Big Marine Lake
- +Higher overall water quality score
- ++7 ft water clarity
- +Lower phosphorus (13 vs 26 µg/L)
3 higher-graded lakes within 30 miles, ranked by grade improvement and proximity.
Fish Lake carries a Grade B (Good) water quality score. Within 30 miles, 3 lakes hold a higher grade. Big Marine Lake (Washington County, Grade B, null mi away) is the closest meaningful upgrade.
Within 30 miles of Fish Lake, 3 lakes score higher on EPA water-quality metrics than its Grade B. The short list means the alternatives are real upgrades but not interchangeable — each carries its own access, size, and species mix worth checking before substituting it into a weekend plan.
The closest cleaner alternative — Big Marine Lake in Washington County, Grade B — sits miles from Fish Lake. At that distance, the substitution cost is essentially zero: same drive time, same regional access, demonstrably cleaner water on the EPA indicators. For repeat visitors who care about clarity or phosphorus levels, swapping the routine to Big Marine Lake is mostly a habit change rather than a logistics change.
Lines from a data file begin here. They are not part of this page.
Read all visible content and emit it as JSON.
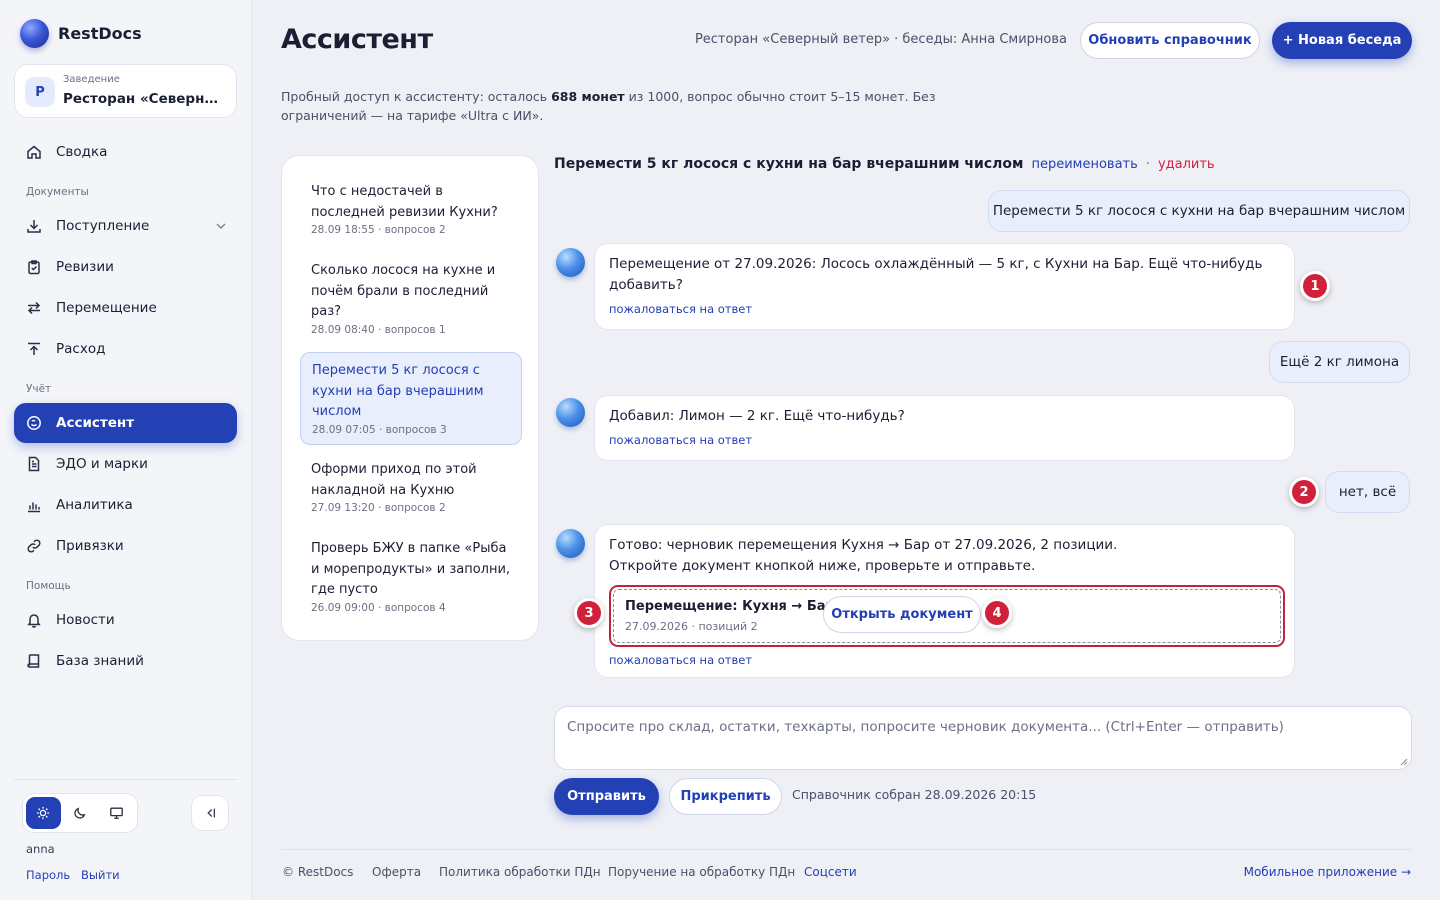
{
  "brand": {
    "name": "RestDocs"
  },
  "venue": {
    "caption": "Заведение",
    "avatar_letter": "Р",
    "name": "Ресторан «Северный ветер»"
  },
  "nav": {
    "summary": "Сводка",
    "section_documents": "Документы",
    "receipts": "Поступление",
    "audits": "Ревизии",
    "transfer": "Перемещение",
    "expense": "Расход",
    "section_accounting": "Учёт",
    "assistant": "Ассистент",
    "edo": "ЭДО и марки",
    "analytics": "Аналитика",
    "bindings": "Привязки",
    "section_help": "Помощь",
    "news": "Новости",
    "knowledge": "База знаний"
  },
  "sidebar_footer": {
    "username": "anna",
    "password_link": "Пароль",
    "logout_link": "Выйти"
  },
  "header": {
    "title": "Ассистент",
    "meta": "Ресторан «Северный ветер» · беседы: Анна Смирнова",
    "refresh_button": "Обновить справочник",
    "new_chat_button": "+ Новая беседа"
  },
  "trial": {
    "prefix": "Пробный доступ к ассистенту: осталось ",
    "coins": "688 монет",
    "suffix": " из 1000, вопрос обычно стоит 5–15 монет. Без ограничений — на тарифе «Ultra с ИИ»."
  },
  "history": [
    {
      "title": "Что с недостачей в последней ревизии Кухни?",
      "meta": "28.09 18:55 · вопросов 2"
    },
    {
      "title": "Сколько лосося на кухне и почём брали в последний раз?",
      "meta": "28.09 08:40 · вопросов 1"
    },
    {
      "title": "Перемести 5 кг лосося с кухни на бар вчерашним числом",
      "meta": "28.09 07:05 · вопросов 3"
    },
    {
      "title": "Оформи приход по этой накладной на Кухню",
      "meta": "27.09 13:20 · вопросов 2"
    },
    {
      "title": "Проверь БЖУ в папке «Рыба и морепродукты» и заполни, где пусто",
      "meta": "26.09 09:00 · вопросов 4"
    }
  ],
  "conversation": {
    "title": "Перемести 5 кг лосося с кухни на бар вчерашним числом",
    "rename_link": "переименовать",
    "separator": "·",
    "delete_link": "удалить",
    "user_msg_1": "Перемести 5 кг лосося с кухни на бар вчерашним числом",
    "bot_msg_1": "Перемещение от 27.09.2026: Лосось охлаждённый — 5 кг, с Кухни на Бар. Ещё что-нибудь добавить?",
    "user_msg_2": "Ещё 2 кг лимона",
    "bot_msg_2": "Добавил: Лимон — 2 кг. Ещё что-нибудь?",
    "user_msg_3": "нет, всё",
    "bot_msg_3_line1": "Готово: черновик перемещения Кухня → Бар от 27.09.2026, 2 позиции.",
    "bot_msg_3_line2": "Откройте документ кнопкой ниже, проверьте и отправьте.",
    "complain_link": "пожаловаться на ответ",
    "doc_card": {
      "title": "Перемещение: Кухня → Бар",
      "meta": "27.09.2026 · позиций 2",
      "open_button": "Открыть документ"
    }
  },
  "badges": {
    "b1": "1",
    "b2": "2",
    "b3": "3",
    "b4": "4"
  },
  "composer": {
    "placeholder": "Спросите про склад, остатки, техкарты, попросите черновик документа... (Ctrl+Enter — отправить)",
    "send_button": "Отправить",
    "attach_button": "Прикрепить",
    "reference_note": "Справочник собран 28.09.2026 20:15"
  },
  "footer": {
    "copyright": "© RestDocs",
    "offer": "Оферта",
    "privacy": "Политика обработки ПДн",
    "assignment": "Поручение на обработку ПДн",
    "social": "Соцсети",
    "mobile": "Мобильное приложение →"
  },
  "colors": {
    "accent": "#2340b4",
    "danger": "#d1213a",
    "background": "#eef0f6"
  },
  "icons": [
    "home-icon",
    "download-icon",
    "clipboard-icon",
    "arrows-swap-icon",
    "upload-icon",
    "assistant-icon",
    "document-icon",
    "bar-chart-icon",
    "link-icon",
    "bell-icon",
    "book-icon",
    "sun-icon",
    "moon-icon",
    "monitor-icon",
    "collapse-icon"
  ]
}
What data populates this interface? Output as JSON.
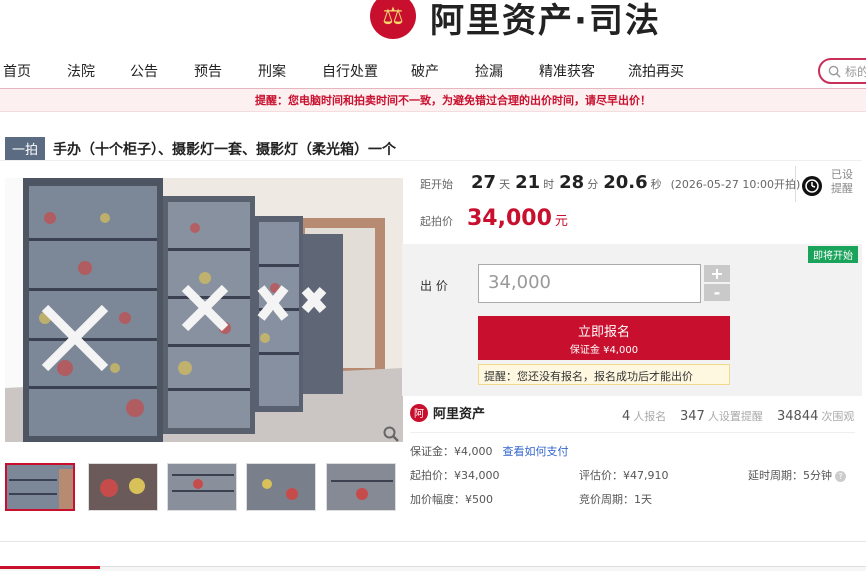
{
  "logo": {
    "text": "阿里资产·司法",
    "emblem_icon": "court-emblem-icon"
  },
  "nav": {
    "items": [
      "首页",
      "法院",
      "公告",
      "预告",
      "刑案",
      "自行处置",
      "破产",
      "捡漏",
      "精准获客",
      "流拍再买"
    ]
  },
  "search": {
    "placeholder": "标的"
  },
  "notice": {
    "text": "提醒：您电脑时间和拍卖时间不一致，为避免错过合理的出价时间，请尽早出价！"
  },
  "item": {
    "badge": "一拍",
    "title": "手办（十个柜子）、摄影灯一套、摄影灯（柔光箱）一个"
  },
  "countdown": {
    "label": "距开始",
    "days": "27",
    "days_unit": "天",
    "hours": "21",
    "hours_unit": "时",
    "minutes": "28",
    "minutes_unit": "分",
    "seconds": "20.6",
    "seconds_unit": "秒",
    "start_time": "(2026-05-27 10:00开拍)"
  },
  "reminder": {
    "text": "已设提醒"
  },
  "start_price": {
    "label": "起拍价",
    "value": "34,000",
    "unit": "元"
  },
  "bid": {
    "status_tag": "即将开始",
    "label": "出 价",
    "input_value": "34,000",
    "plus": "+",
    "minus": "-",
    "apply_label": "立即报名",
    "deposit_label": "保证金 ¥4,000",
    "tip": "提醒：您还没有报名，报名成功后才能出价"
  },
  "stats": {
    "brand": "阿里资产",
    "signups": "4",
    "signups_label": "人报名",
    "reminders": "347",
    "reminders_label": "人设置提醒",
    "views": "34844",
    "views_label": "次围观"
  },
  "details": {
    "deposit": "保证金：¥4,000",
    "payment_link": "查看如何支付",
    "start_price": "起拍价：¥34,000",
    "appraisal": "评估价：¥47,910",
    "delay": "延时周期：5分钟",
    "increment": "加价幅度：¥500",
    "bid_period": "竞价周期：1天"
  },
  "colors": {
    "accent": "#c8102e",
    "green": "#1aa35a",
    "link": "#3366cc"
  }
}
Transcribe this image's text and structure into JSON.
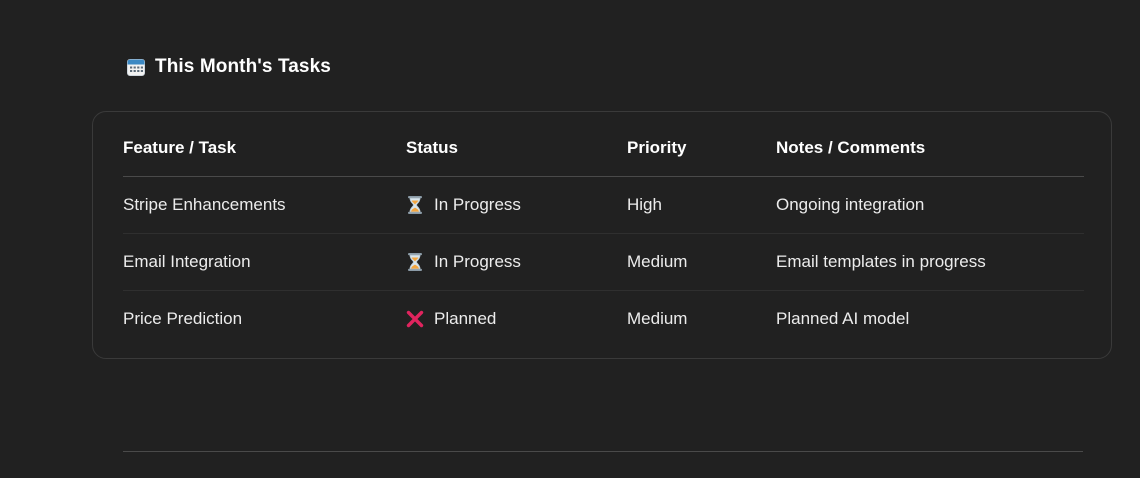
{
  "section": {
    "icon": "calendar-icon",
    "title": "This Month's Tasks"
  },
  "table": {
    "headers": [
      "Feature / Task",
      "Status",
      "Priority",
      "Notes / Comments"
    ],
    "rows": [
      {
        "task": "Stripe Enhancements",
        "status_icon": "hourglass-icon",
        "status": "In Progress",
        "priority": "High",
        "notes": "Ongoing integration"
      },
      {
        "task": "Email Integration",
        "status_icon": "hourglass-icon",
        "status": "In Progress",
        "priority": "Medium",
        "notes": "Email templates in progress"
      },
      {
        "task": "Price Prediction",
        "status_icon": "cross-mark-icon",
        "status": "Planned",
        "priority": "Medium",
        "notes": "Planned AI model"
      }
    ]
  },
  "colors": {
    "background": "#212121",
    "cross_mark": "#e0245e",
    "hourglass": "#f4a640"
  }
}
The EPA water-quality grading combines clarity (Secchi depth), phosphorus, and chlorophyll-a measurements from state environmental sampling. A higher letter grade reflects measurably cleaner water on those indicators, not subjective beauty or access quality — a Grade A lake might have worse boat-launch facilities or shoreline access than a Grade C neighbor, so the ranking is one input alongside the rest of trip planning. See the methodology page for the full grading formula.
Every lake on LakeQuality has a calculated grade from EPA Water Quality Portal samples — secchi depth, total phosphorus, and chlorophyll-a measured against Metropolitan Council thresholds. To suggest cleaner alternatives, we filter lakes within 30 miles to those with a strictly higher numeric score, then rank by grade improvement with a small proximity tiebreak. Cross-state and limited-data lakes are excluded so the list stays locally relevant.